Victims' relatives who had expected to obtain the report at that meeting have been told by Health Unit officials that it is likely to be posted to them in mid-July, just after the Workers Inquiry's public hearings. They will not see the report until after the government has publicly released it.

The Health Unit was originally supposed to deliver its report by the end of February. Then the date was put back to the end of April. Later, Refshauge personally authorised another postponement -- until June 30.

The Health Unit's director Dr Victoria Westley-Wise has sought to explain the delays by the need to "get it right". Yet the report's basic findings have been known all along. Within weeks of the Health Unit's investigation being announced last September, Westley-Wise began stating repeatedly in the media that the report would almost certainly not be able to determine the cause of the leukaemias which have struck at least 11 young people since 1989 in four southern Wollongong suburbs alone.

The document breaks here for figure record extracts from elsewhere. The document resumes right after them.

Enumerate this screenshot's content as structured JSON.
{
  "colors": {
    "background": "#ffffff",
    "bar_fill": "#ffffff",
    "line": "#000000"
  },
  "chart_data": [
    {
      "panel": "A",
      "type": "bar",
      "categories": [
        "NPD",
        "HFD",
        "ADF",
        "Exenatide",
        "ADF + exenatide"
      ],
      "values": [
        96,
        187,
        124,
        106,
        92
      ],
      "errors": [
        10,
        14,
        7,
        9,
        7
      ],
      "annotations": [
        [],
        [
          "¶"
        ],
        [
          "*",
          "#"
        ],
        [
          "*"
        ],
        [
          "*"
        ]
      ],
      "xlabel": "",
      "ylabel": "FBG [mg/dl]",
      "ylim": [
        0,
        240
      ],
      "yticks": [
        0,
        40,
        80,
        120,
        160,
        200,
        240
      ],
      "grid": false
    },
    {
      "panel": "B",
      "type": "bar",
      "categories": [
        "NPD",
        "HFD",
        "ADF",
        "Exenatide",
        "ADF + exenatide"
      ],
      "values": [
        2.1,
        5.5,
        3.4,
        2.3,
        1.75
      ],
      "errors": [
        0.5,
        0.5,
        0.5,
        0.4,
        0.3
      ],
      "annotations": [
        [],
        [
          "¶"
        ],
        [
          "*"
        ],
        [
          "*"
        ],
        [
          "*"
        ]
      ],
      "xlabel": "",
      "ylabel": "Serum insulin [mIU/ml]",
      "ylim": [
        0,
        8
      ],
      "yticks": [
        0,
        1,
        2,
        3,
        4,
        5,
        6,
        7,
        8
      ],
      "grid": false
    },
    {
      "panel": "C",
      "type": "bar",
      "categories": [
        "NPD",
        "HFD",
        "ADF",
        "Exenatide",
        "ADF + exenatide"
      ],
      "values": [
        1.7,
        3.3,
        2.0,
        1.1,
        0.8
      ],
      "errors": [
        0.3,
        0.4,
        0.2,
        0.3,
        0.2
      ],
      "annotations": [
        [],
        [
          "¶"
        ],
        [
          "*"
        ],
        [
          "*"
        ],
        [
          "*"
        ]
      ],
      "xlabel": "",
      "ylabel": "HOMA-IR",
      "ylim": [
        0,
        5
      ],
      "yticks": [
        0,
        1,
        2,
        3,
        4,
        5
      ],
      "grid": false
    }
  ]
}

The real reason is that the support won and evidence compiled by the Workers Inquiry has made it much more difficult than the government anticipated for the Health Unit to hand down another whitewash, as it has many times in the past.

Premier Carr's office has also advised the Committee for a Workers Inquiry that Carr had personally rejected a proposed reply drawn up by his advisers to the Open Letter addressed to Carr by the Workers Inquiry convenor Peter Stavropoulos two months ago.

Carr's spokesman Glen Byres claimed that Carr had decided that the reply was not comprehensive enough and had ordered his staff to prepare another draft, to be on his desk when he returned from a European trip. This delay means that the reply too is unlikely to be received before the Workers Inquiry.

The Open Letter challenged Carr to hand over the information he was basing himself on when he stated publicly that steelworkers carried cancer in their bodies because of exposure to dangerous chemicals. The letter said Carr's comment was a staggering admission that the government had long known, but had covered-up, the fact that workers were dying from BHP's emissions.

Irrespective of whether Carr's reply and the Health Unit report are released before the July 19-20 Workers Inquiry hearings, both documents will be dealt with in the findings of the Workers Inquiry.